PHOTOS: 6 Good Reasons You Shouldn’t Drink and Drive on Halloween
There’s never any good reason to drink and drive. There are millions of reasons not to. Today, though, let’s focus on 6 specific reasons not to drink and drive on this night, All Hallow’s Eve.
We begin with this delightful chap on the left…
Aged 32, arrested in Michigan. I can tell that the “scars” and eye-liner were drawn on. I’m not so sure about the neck tattoos. You might be missing the point of Halloween if your Halloween body art isn’t as frightening as your other-364-days-of-the-year body art.

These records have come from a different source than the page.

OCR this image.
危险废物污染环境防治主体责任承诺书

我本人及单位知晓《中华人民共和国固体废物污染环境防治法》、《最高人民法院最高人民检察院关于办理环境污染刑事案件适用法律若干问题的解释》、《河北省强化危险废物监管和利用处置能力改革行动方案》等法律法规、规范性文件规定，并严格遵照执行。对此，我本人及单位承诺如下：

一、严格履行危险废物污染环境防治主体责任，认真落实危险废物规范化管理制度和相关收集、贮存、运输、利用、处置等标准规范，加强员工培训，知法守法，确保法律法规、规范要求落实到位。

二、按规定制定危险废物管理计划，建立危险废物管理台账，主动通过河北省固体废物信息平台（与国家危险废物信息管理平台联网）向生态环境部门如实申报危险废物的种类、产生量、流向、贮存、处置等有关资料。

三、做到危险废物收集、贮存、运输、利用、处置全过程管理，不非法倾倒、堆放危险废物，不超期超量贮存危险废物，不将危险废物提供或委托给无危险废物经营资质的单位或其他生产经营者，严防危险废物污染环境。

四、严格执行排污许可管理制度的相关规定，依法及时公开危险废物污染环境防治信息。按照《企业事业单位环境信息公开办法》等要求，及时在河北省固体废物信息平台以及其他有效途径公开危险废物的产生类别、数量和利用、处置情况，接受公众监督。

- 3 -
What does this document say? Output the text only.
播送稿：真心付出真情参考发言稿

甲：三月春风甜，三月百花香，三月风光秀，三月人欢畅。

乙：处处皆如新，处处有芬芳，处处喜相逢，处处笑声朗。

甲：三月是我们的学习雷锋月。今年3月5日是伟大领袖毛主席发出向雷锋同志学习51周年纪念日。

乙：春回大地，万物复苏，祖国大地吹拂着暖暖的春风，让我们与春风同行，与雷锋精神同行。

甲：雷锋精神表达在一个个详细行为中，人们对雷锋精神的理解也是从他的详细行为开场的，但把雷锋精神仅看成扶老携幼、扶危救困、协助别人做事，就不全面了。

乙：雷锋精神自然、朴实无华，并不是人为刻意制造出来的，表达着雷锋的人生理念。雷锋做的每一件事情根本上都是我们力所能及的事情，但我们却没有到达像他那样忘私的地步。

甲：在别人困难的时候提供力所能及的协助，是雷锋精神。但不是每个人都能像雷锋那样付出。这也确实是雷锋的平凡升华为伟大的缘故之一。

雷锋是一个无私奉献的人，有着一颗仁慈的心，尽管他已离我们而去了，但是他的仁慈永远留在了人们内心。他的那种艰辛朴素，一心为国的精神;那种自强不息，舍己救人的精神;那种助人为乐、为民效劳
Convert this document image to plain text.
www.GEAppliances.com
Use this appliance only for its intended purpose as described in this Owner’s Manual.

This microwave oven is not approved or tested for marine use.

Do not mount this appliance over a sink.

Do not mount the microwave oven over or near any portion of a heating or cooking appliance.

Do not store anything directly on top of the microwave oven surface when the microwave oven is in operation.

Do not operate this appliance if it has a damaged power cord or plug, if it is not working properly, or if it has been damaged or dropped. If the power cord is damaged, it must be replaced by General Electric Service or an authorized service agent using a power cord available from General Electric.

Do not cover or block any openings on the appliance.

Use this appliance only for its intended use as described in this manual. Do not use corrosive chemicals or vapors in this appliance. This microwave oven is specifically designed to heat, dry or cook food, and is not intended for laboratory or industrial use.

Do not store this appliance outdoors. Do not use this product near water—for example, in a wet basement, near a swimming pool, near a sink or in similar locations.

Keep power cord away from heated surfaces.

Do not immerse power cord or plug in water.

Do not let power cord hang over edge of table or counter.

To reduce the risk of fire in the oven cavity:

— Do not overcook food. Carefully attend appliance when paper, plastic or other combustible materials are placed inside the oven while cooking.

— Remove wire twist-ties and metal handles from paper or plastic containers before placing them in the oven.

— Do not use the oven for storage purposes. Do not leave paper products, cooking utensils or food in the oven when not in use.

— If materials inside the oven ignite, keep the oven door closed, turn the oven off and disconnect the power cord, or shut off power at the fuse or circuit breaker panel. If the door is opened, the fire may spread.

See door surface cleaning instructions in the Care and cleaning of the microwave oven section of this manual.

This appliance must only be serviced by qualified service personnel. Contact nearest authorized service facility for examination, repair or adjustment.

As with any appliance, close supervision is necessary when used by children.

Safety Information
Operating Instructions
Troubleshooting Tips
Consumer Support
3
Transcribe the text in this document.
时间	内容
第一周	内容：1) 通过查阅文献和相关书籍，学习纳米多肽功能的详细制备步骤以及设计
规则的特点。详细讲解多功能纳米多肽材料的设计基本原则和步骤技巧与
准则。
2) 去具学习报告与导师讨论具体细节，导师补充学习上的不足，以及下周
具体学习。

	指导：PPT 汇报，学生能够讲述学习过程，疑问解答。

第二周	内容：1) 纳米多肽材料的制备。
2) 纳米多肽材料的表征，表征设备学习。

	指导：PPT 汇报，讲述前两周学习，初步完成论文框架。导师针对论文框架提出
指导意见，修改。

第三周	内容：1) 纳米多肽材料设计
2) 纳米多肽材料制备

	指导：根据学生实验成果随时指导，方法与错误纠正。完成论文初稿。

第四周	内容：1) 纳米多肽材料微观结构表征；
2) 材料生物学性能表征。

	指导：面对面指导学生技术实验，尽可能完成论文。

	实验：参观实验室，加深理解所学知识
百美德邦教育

I’m just throwing out some guesses here. Raccoon? Insane Clown Posse Juggalo? Typical Raiders fan?
Police might have been confused over this DUI’s actual gender. On the one hand, I have seen women in El Paso with that much facial hair. On the other hand, I’ve never seen one with such tasteful eye-shadow.
“Have we been drinking tonight, sir?”
“Only the blood of the innocent, Officer.”
5.) “We expected so much better from you, goateed-Ryan Reynolds. Awww…look at those eyes. I can’t stay mad at you, goateed-Ryan Reynolds. Drive safe now, you scamp!”
Ignore the profile shot and look at only the photo on the left. Doesn’t that remind you of school picture day for the 230 pound retarded kid in 8th grade?